Reputation: 5907
Not a question->need a suggestion
I am operating on 20gb+6gb=26Gb csv file with 1+3 (1-master, 3-slave (each of 16 gb RAM).
This is how I am doing my ops
df = spark.read.csv() #20gb
df1 = spark.read.csv() #6gb
df_merged= df.join(df1,'name','left') ###merging
df_merged.persists(StorageLevel.MEMORY_AND_DISK) ##if i do MEMORY_ONLY will I gain more performance?????
print('No. of records found: ',df_merged.count()) ##just ensure persist by calling an action
df_merged.registerTempTable('table_satya')
query_list= [query1,query2,query3] ###sql query string to be fired
city_list = [city1, city2,city3...total 8 cities]

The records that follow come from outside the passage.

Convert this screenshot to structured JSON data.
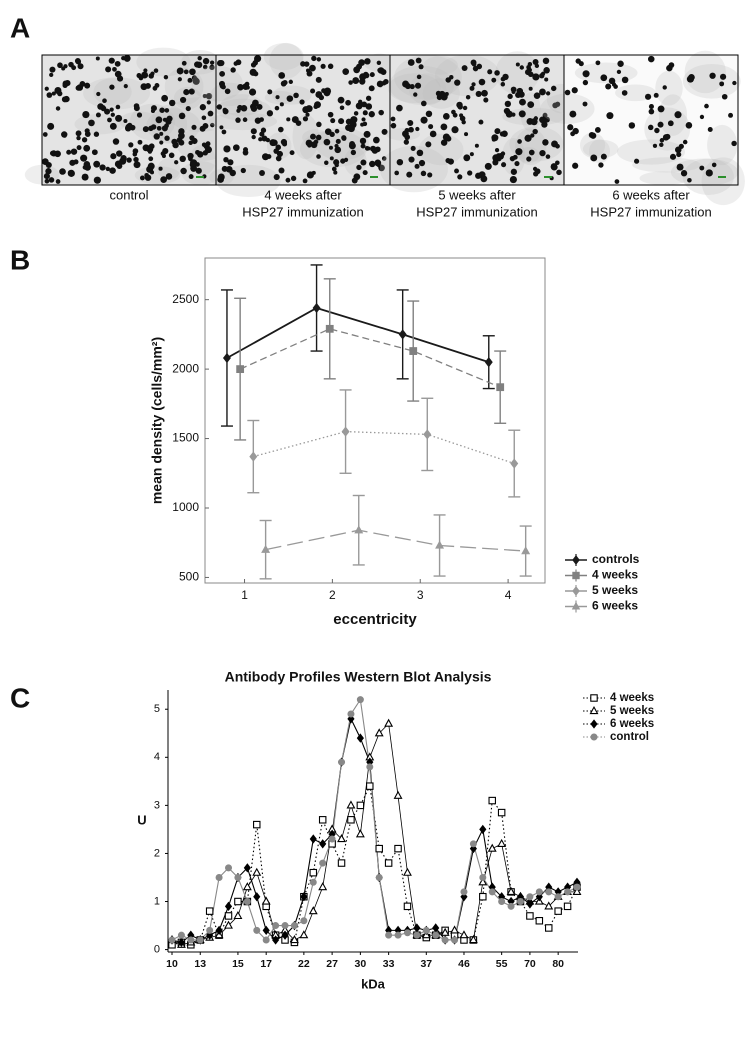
{
  "panel_a": {
    "panel_label": "A",
    "captions": [
      [
        "control"
      ],
      [
        "4 weeks after",
        "HSP27 immunization"
      ],
      [
        "5 weeks after",
        "HSP27 immunization"
      ],
      [
        "6 weeks after",
        "HSP27 immunization"
      ]
    ]
  },
  "chart_data": [
    {
      "type": "errorbar-line",
      "panel_label": "B",
      "x_label": "eccentricity",
      "y_label": "mean density (cells/mm²)",
      "xlim": [
        0.55,
        4.42
      ],
      "xticks": [
        1,
        2,
        3,
        4
      ],
      "ylim": [
        460,
        2800
      ],
      "yticks": [
        500,
        1000,
        1500,
        2000,
        2500
      ],
      "legend": "outside-bottom-right",
      "series": [
        {
          "name": "controls",
          "color": "#1a1a1a",
          "marker": "diamond",
          "line_style": "solid",
          "x": [
            0.8,
            1.82,
            2.8,
            3.78
          ],
          "values": [
            2080,
            2440,
            2250,
            2050
          ],
          "errors": [
            490,
            310,
            320,
            190
          ]
        },
        {
          "name": "4 weeks",
          "color": "#808080",
          "marker": "square",
          "line_style": "dashed",
          "x": [
            0.95,
            1.97,
            2.92,
            3.91
          ],
          "values": [
            2000,
            2290,
            2130,
            1870
          ],
          "errors": [
            510,
            360,
            360,
            260
          ]
        },
        {
          "name": "5 weeks",
          "color": "#999999",
          "marker": "diamond",
          "line_style": "dotted",
          "x": [
            1.1,
            2.15,
            3.08,
            4.07
          ],
          "values": [
            1370,
            1550,
            1530,
            1320
          ],
          "errors": [
            260,
            300,
            260,
            240
          ]
        },
        {
          "name": "6 weeks",
          "color": "#999999",
          "marker": "triangle",
          "line_style": "longdash",
          "x": [
            1.24,
            2.3,
            3.22,
            4.2
          ],
          "values": [
            700,
            840,
            730,
            690
          ],
          "errors": [
            210,
            250,
            220,
            180
          ]
        }
      ]
    },
    {
      "type": "line",
      "panel_label": "C",
      "title": "Antibody Profiles Western Blot Analysis",
      "x_label": "kDa",
      "y_label": "U",
      "categories": [
        "10",
        null,
        null,
        "13",
        null,
        null,
        null,
        "15",
        null,
        null,
        "17",
        null,
        null,
        null,
        "22",
        null,
        null,
        "27",
        null,
        null,
        "30",
        null,
        null,
        "33",
        null,
        null,
        null,
        "37",
        null,
        null,
        null,
        "46",
        null,
        null,
        null,
        "55",
        null,
        null,
        "70",
        null,
        null,
        "80",
        null,
        null
      ],
      "ylim": [
        -0.05,
        5.4
      ],
      "yticks": [
        0,
        1,
        2,
        3,
        4,
        5
      ],
      "legend": "outside-top-right",
      "series": [
        {
          "name": "4 weeks",
          "color": "#000000",
          "marker": "square-open",
          "line_style": "dotted",
          "values": [
            0.1,
            0.15,
            0.1,
            0.2,
            0.8,
            0.3,
            0.7,
            1.0,
            1.0,
            2.6,
            0.9,
            0.3,
            0.2,
            0.15,
            1.1,
            1.6,
            2.7,
            2.2,
            1.8,
            2.7,
            3.0,
            3.4,
            2.1,
            1.8,
            2.1,
            0.9,
            0.3,
            0.25,
            0.3,
            0.4,
            0.3,
            0.2,
            0.2,
            1.1,
            3.1,
            2.85,
            1.2,
            1.0,
            0.7,
            0.6,
            0.45,
            0.8,
            0.9,
            1.3
          ]
        },
        {
          "name": "5 weeks",
          "color": "#000000",
          "marker": "triangle-open",
          "line_style": "thin",
          "values": [
            0.2,
            0.1,
            0.15,
            0.2,
            0.25,
            0.3,
            0.5,
            0.7,
            1.3,
            1.6,
            1.0,
            0.3,
            0.4,
            0.2,
            0.3,
            0.8,
            1.3,
            2.5,
            2.3,
            3.0,
            2.4,
            4.0,
            4.5,
            4.7,
            3.2,
            1.6,
            0.3,
            0.3,
            0.3,
            0.35,
            0.4,
            0.3,
            0.2,
            1.4,
            2.1,
            2.2,
            1.2,
            1.1,
            1.0,
            1.0,
            0.9,
            1.1,
            1.2,
            1.2
          ]
        },
        {
          "name": "6 weeks",
          "color": "#000000",
          "marker": "diamond",
          "line_style": "solid",
          "values": [
            0.2,
            0.15,
            0.3,
            0.2,
            0.3,
            0.4,
            0.9,
            1.5,
            1.7,
            1.1,
            0.4,
            0.2,
            0.3,
            0.5,
            1.1,
            2.3,
            2.2,
            2.4,
            3.9,
            4.8,
            4.4,
            3.9,
            1.5,
            0.4,
            0.4,
            0.4,
            0.45,
            0.4,
            0.45,
            0.2,
            0.2,
            1.1,
            2.1,
            2.5,
            1.3,
            1.1,
            1.0,
            1.1,
            0.95,
            1.1,
            1.3,
            1.2,
            1.3,
            1.4
          ]
        },
        {
          "name": "control",
          "color": "#888888",
          "marker": "circle",
          "line_style": "solid",
          "values": [
            0.2,
            0.3,
            0.2,
            0.2,
            0.4,
            1.5,
            1.7,
            1.5,
            1.0,
            0.4,
            0.2,
            0.5,
            0.5,
            0.5,
            0.6,
            1.4,
            1.8,
            2.3,
            3.9,
            4.9,
            5.2,
            3.8,
            1.5,
            0.3,
            0.3,
            0.35,
            0.3,
            0.4,
            0.3,
            0.2,
            0.2,
            1.2,
            2.2,
            1.5,
            1.2,
            1.0,
            0.9,
            1.0,
            1.1,
            1.2,
            1.2,
            1.1,
            1.2,
            1.3
          ]
        }
      ]
    }
  ]
}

file_index=0 ###will create files based on increasing index
for query_str in query_list:
result = spark.sql(query_str) #ex: select * from table_satya where date >= '2016-01-01'
#result.persist() ###willit increase performance
for city in city_list:
df_city = result.where(result.city_name==city)
#store as csv file(pandas style single file)
df_city.collect().toPandas().to_csv('file_'+str(file_index)+'.csv',index=False)
file_index += 1
df_merged.unpersist() ###do I even need to do it or Spark can handle it internally
Currently it is taking a huge time.
#persist(On count())-34 mins.
#each result(on firing each sql query)-around (2*8=16min toPandas() Op)
# #for each toPandas().to_csv() - around 2 min each
#for 3 query 16*3= 48min
#total 34+48 = 82 min ###Need optimization seriously
So can anybody suggest how can i optimize the above process for a better performance(Time and Memory both.)
Why I am worried is : I was doing the above on Python-Pandas platform (64Gb single machine with serialized pickle data) and I was able to do that in 8- 12mins. As my data-volume seems growing, so need to adopt a technology like spark.
Thanks in Advance. :)
Upvotes: 1
Views: 1849
Reputation: 45562
I think your best bet is cutting the source data down to size. You mention that your source data has 90 cities, but you are only interested in 8 of them. Filter out the cities you don't want and keep the ones you do want in separate csv files:
import itertools
import csv
city_list = [city1, city2,city3...total 8 cities]
with open('f1.csv', 'rb') as f1, open('f2.csv', 'rb') as f2:
r1, r2 = csv.reader(f1), csv.reader(f2)
header = next(r1)
next(r2) # discard headers in second file
city_col = header.index('city_name')
city_files = []
city_writers = {}
try:
for city in city_list:
f = open(city+'.csv', 'wb')
city_files.append(f)
writer = csv.writer(f)
writer.writerow(header)
city_writers[city] = writer
for row in itertools.chain(r1, r2):
city_name = row[city_col]
if city_name in city_writers:
city_writers[city_name].writerow(row)
finally:
for f in city_files:
f.close()
After this iterate over each city, creating a DataFrame for the city, then in a nested loop run your three queries. Each DataFrame should have no problem fitting in memory and the queries should run quickly since they are running over a much smaller data set.
Upvotes: 1